The Gila River Indian Community believes strongly that the
Administration, Congress, and Indian tribal governments working
together can find a way to improve the mechanism for providing needed
Contract Support Cost funding to Indian tribal governments. The reward
will be increases in health care improvement and efficiencies in the
operation of tribal health care programs throughout the Nation.
The first priority must be increasing the funding available to
Indian tribal governments for Contract Support Costs to reach the goal
of full and recurring Contract Support Cost funding. To that end, we
seek a firm commitment from Congress that it will seek an increase in
the money available to Indian tribal governments to cover Contracts
Support Costs now and in the future.
We appreciate that IHS has made significant progress in addressing
these issues in recent months. We encourage Congress, however, to
remain committed to increasing Contract Support Costs not only within
the IHS budget, but also within the Bureau of Indian Affairs budget.
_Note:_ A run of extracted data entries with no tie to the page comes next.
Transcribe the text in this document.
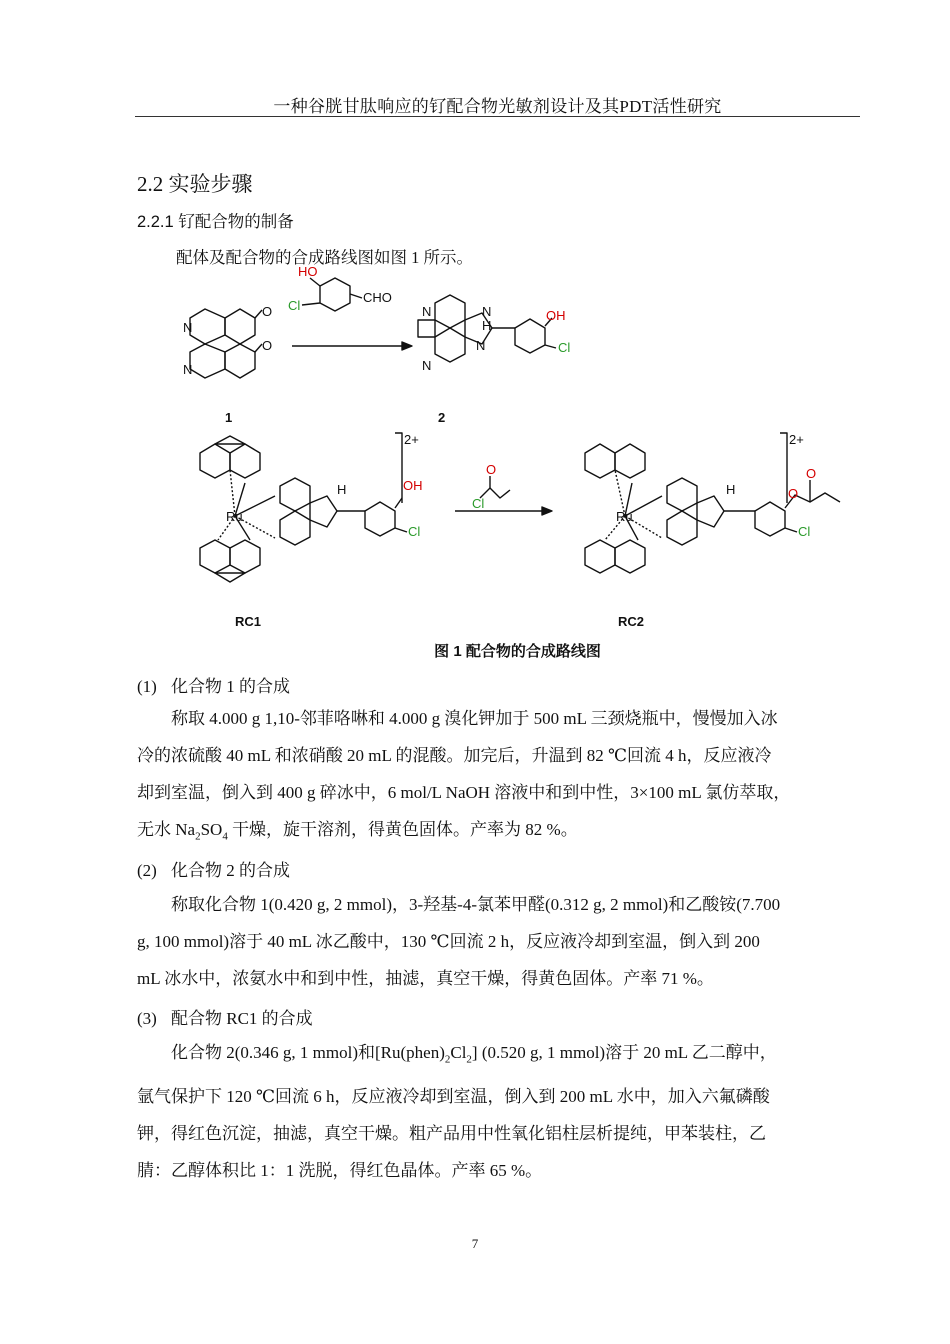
一种谷胱甘肽响应的钌配合物光敏剂设计及其PDT活性研究
2.2 实验步骤
2.2.1 钌配合物的制备
配体及配合物的合成路线图如图 1 所示。
N
N
O
O
HO
Cl
CHO
N
N
N
H
N
OH
Cl
1	2
2+
Ru
H	OH
Cl
Cl
O
2+
Ru
H	O
O
Cl
RC1	RC2
图 1 配合物的合成路线图
(1) 化合物 1 的合成
称取 4.000 g 1,10-邻菲咯啉和 4.000 g 溴化钾加于 500 mL 三颈烧瓶中，慢慢加入冰
冷的浓硫酸 40 mL 和浓硝酸 20 mL 的混酸。加完后，升温到 82 ℃回流 4 h，反应液冷
却到室温，倒入到 400 g 碎冰中，6 mol/L NaOH 溶液中和到中性，3×100 mL 氯仿萃取，
无水 $Na_2SO_4$ 干燥，旋干溶剂，得黄色固体。产率为 82 %。
(2) 化合物 2 的合成
称取化合物 1(0.420 g, 2 mmol)，3-羟基-4-氯苯甲醛(0.312 g, 2 mmol)和乙酸铵(7.700
g, 100 mmol)溶于 40 mL 冰乙酸中，130 ℃回流 2 h，反应液冷却到室温，倒入到 200
mL 冰水中，浓氨水中和到中性，抽滤，真空干燥，得黄色固体。产率 71 %。
(3) 配合物 RC1 的合成
化合物 2(0.346 g, 1 mmol)和$[Ru(phen)_2Cl_2]$ (0.520 g, 1 mmol)溶于 20 mL 乙二醇中，
氩气保护下 120 ℃回流 6 h，反应液冷却到室温，倒入到 200 mL 水中，加入六氟磷酸
钾，得红色沉淀，抽滤，真空干燥。粗产品用中性氧化铝柱层析提纯，甲苯装柱，乙
腈：乙醇体积比 1：1 洗脱，得红色晶体。产率 65 %。
7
In
addition, any proposed congressional solution to Contract Support Costs
should address in a consistent manner Contract Support Costs within the
IHS and the BIA, as well as any other Federal agency that impacts
Indian programs.
What our story and that of other Indian tribal governments
demonstrates is that tribal contractors will do best when they are
given the funding they need and work in a true government-to-government
relationship to create solutions to their unique health care
challenges. Indian tribal governments have proven that the self-
governance framework can build tribal administrative capacity, reduce
bureaucracy, save money, and, most importantly, improve the quality of
health care services to tribal members. It is now up to all of us to
find a lasting solution to Contract Support Cost funding that honors
the Nation's commitment to Indian tribal governments.